Homem. Católico. Namorando. Usa pornografia como rota de fuga

“Para mim a pornografia é uma espécie de droga, que envolve negativamente pelo lado ético, moral e espiritual. Tudo começou na época da puberdade, por influência cultural. Infelizmente parecia algo normal, feito pela maioria. Até que eu comecei a namorar, a aprender mais sobre a minha religião, que é a católica, aí com um certo amadurecimento meu e pelas diversas influências percebi o quão danoso é para uma pessoa a pornografia em geral. Mas mesmo assim, ocasionalmente, como se fosse uma droga, para desligar, liberar raiva, acaba acontecendo de eu buscar de novo, e me enche de culpa, após ter percebido que tive a necessidade de procurar algo tão banal e danoso para minha mente. Isso acabou atrapalhando minha vida, principalmente quando a pessoa com quem eu tinha um relacionamento descobria, o que a levava a um afastamento. Prejudicou por eu perder tempo com esse tipo de coisa também, por ter demonstrado ser fraco quando quis parar e não obtive êxito.”

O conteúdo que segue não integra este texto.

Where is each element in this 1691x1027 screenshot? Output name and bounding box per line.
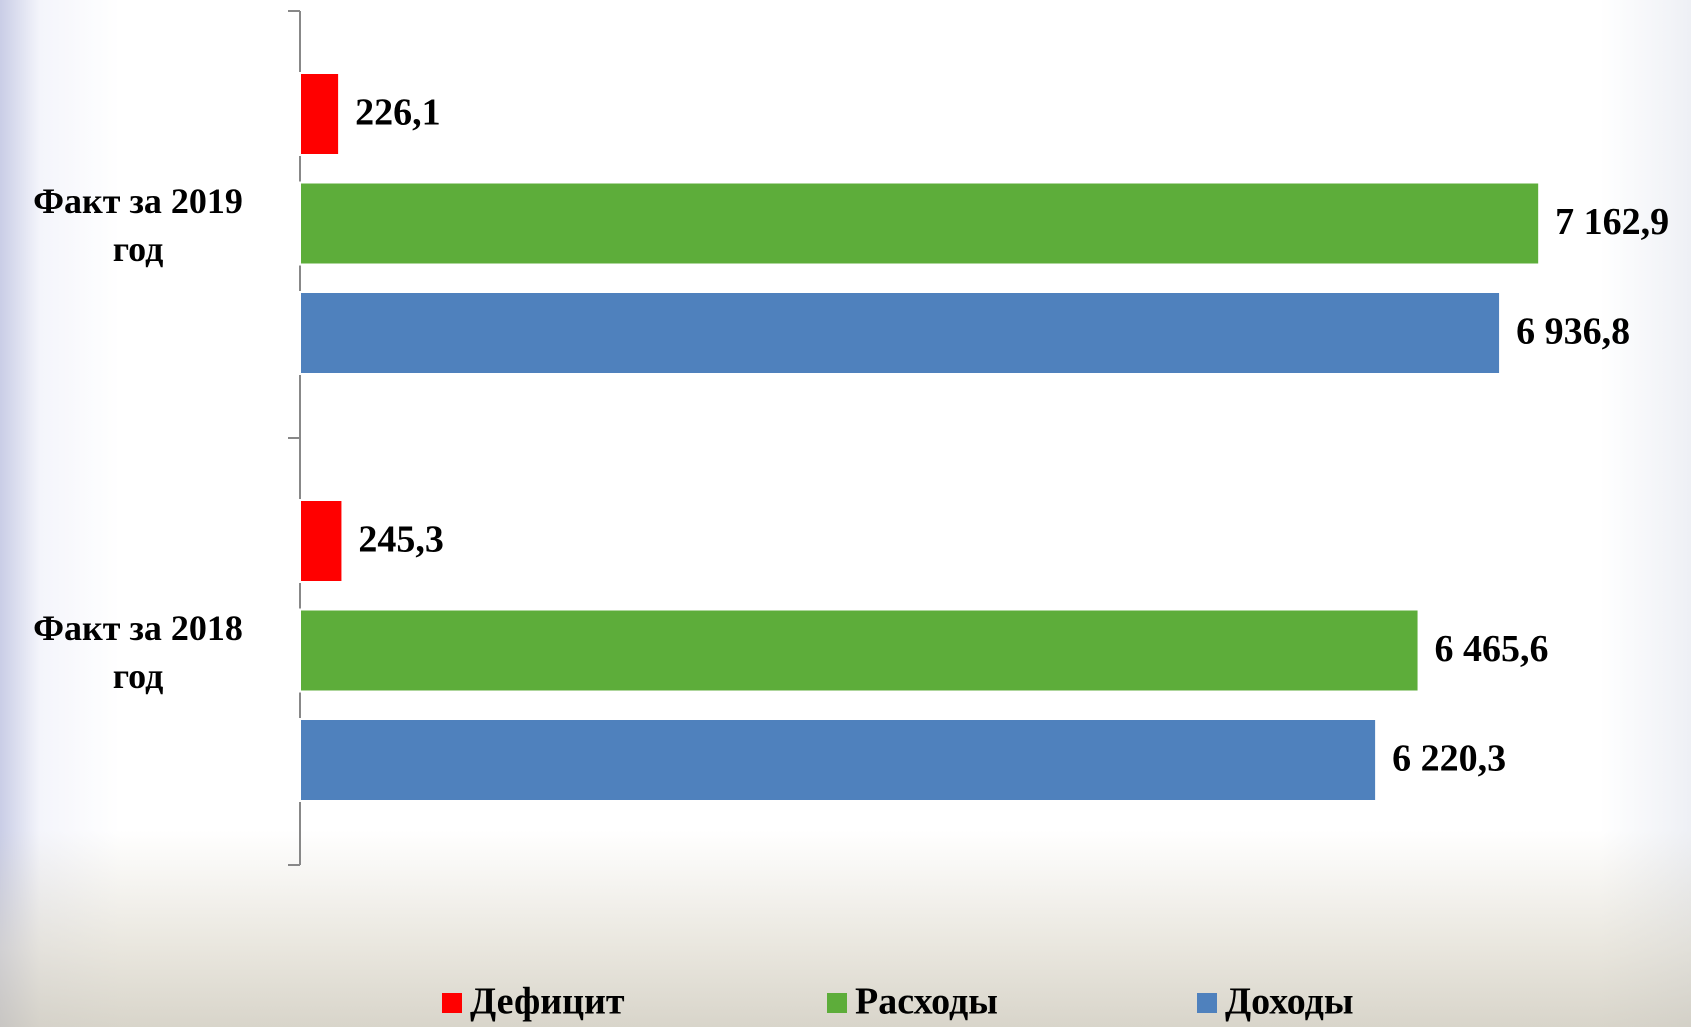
bar [299, 718, 1378, 802]
data-label: 7 162,9 [1555, 201, 1669, 243]
category-label: Факт за 2019 год [33, 180, 243, 269]
legend-label: Расходы [855, 981, 998, 1023]
bar [299, 608, 1420, 693]
bar [299, 72, 341, 156]
bar [299, 291, 1502, 375]
legend-swatch [1197, 993, 1217, 1013]
data-label: 226,1 [355, 92, 441, 134]
bar [299, 181, 1541, 266]
data-label: 245,3 [358, 519, 444, 561]
legend-label: Дефицит [470, 981, 625, 1023]
bar [299, 499, 344, 583]
legend-swatch [442, 993, 462, 1013]
data-label: 6 220,3 [1392, 738, 1506, 780]
legend-swatch [827, 993, 847, 1013]
category-label: Факт за 2018 год [33, 607, 243, 696]
data-label: 6 465,6 [1435, 628, 1549, 670]
data-label: 6 936,8 [1516, 311, 1630, 353]
legend-label: Доходы [1225, 981, 1354, 1023]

O psicólogo Diego Villas-Bôas lembra que o jovem de hoje tem um acesso muito maior aos estímulos sexuais pela internet do que se tinha há 10 anos. Antes se via somente um filme, hoje a pessoa pode visualizar três ou quatro mil mulheres nuas em questão de horas, acessando parte de diversos filmes, muitas vezes resultando em um estímulo virtual muito mais forte que o estímulo real entre dois parceiros.

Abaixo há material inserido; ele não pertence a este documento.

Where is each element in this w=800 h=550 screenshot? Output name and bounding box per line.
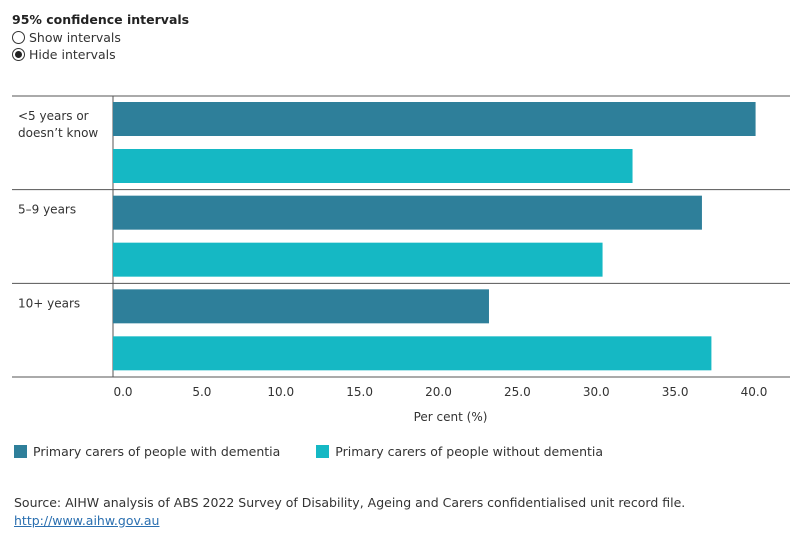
bar-chart: <5 years or doesn’t know 5–9 years 10+ year… <box>12 95 790 424</box>
confidence-interval-control: 95% confidence intervals Show intervals … <box>12 12 189 63</box>
hide-intervals-option[interactable]: Hide intervals <box>12 46 189 63</box>
show-intervals-label: Show intervals <box>29 30 121 45</box>
category-label-line: doesn’t know <box>18 126 98 140</box>
x-tick-label: 5.0 <box>192 385 211 399</box>
bar-with-dementia <box>113 289 489 324</box>
bar-with-dementia <box>113 102 756 136</box>
bar-without-dementia <box>113 336 712 371</box>
source-link[interactable]: http://www.aihw.gov.au <box>14 513 160 528</box>
legend-label-with-dementia: Primary carers of people with dementia <box>33 444 281 459</box>
x-tick-label: 40.0 <box>741 385 768 399</box>
x-tick-label: 10.0 <box>267 385 294 399</box>
category-label: 10+ years <box>18 296 80 310</box>
legend-swatch-without-dementia <box>316 445 330 458</box>
show-intervals-option[interactable]: Show intervals <box>12 29 189 46</box>
source-text: Source: AIHW analysis of ABS 2022 Survey… <box>14 495 686 510</box>
hide-intervals-radio[interactable] <box>12 48 25 61</box>
x-tick-label: 0.0 <box>113 385 132 399</box>
source-note: Source: AIHW analysis of ABS 2022 Survey… <box>14 494 685 530</box>
bar-with-dementia <box>113 195 702 230</box>
x-tick-label: 30.0 <box>583 385 610 399</box>
legend-item-with-dementia[interactable]: Primary carers of people with dementia <box>14 444 280 459</box>
legend-swatch-with-dementia <box>14 445 27 458</box>
x-tick-label: 35.0 <box>662 385 689 399</box>
show-intervals-radio[interactable] <box>12 31 25 44</box>
bar-without-dementia <box>113 149 633 183</box>
x-tick-label: 25.0 <box>504 385 531 399</box>
x-tick-label: 15.0 <box>346 385 373 399</box>
legend-item-without-dementia[interactable]: Primary carers of people without dementi… <box>316 444 603 459</box>
legend: Primary carers of people with dementia P… <box>14 444 639 459</box>
x-axis-title: Per cent (%) <box>414 410 488 424</box>
x-tick-label: 20.0 <box>425 385 452 399</box>
category-label-line: <5 years or <box>18 109 89 123</box>
category-label: <5 years or doesn’t know <box>18 109 98 140</box>
ci-title: 95% confidence intervals <box>12 12 190 27</box>
category-label: 5–9 years <box>18 203 76 217</box>
legend-label-without-dementia: Primary carers of people without dementi… <box>335 444 604 459</box>
category-label-line: 5–9 years <box>18 203 76 217</box>
hide-intervals-label: Hide intervals <box>29 47 116 62</box>
bar-without-dementia <box>113 242 603 277</box>
category-label-line: 10+ years <box>18 296 80 310</box>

A terapia comportamental e o terapeuta sexual trabalham com essas questões através do treinamento de habilidades sociais e técnicas de controle de ansiedade, identificando quais são os gatilhos mentais que fazem o paciente buscar esse tipo de satisfação. Por exemplo, acessos de ansiedade que possam vir a ocasionar frustrações acabam sendo amenizados com o prazer sexual imediato que, inclusive, mascara a ansiedade. Por isso é importante trabalhar para amenizar esse tipo de sintoma, às vezes coibindo o acesso, em outras auxiliando para que o uso da pornografia seja mais natural, desestimulando a dependência.

 

* As fontes que dão depoimentos nesta matéria tiveram sua identidade preservada.

 

No cinema: jovens, adultos, famílias e uma vasta indústria

Shame, Homens, mulheres e filhos e King Cobra são alguns dos mais recentes longas que retratam o tema do vício em pornografia.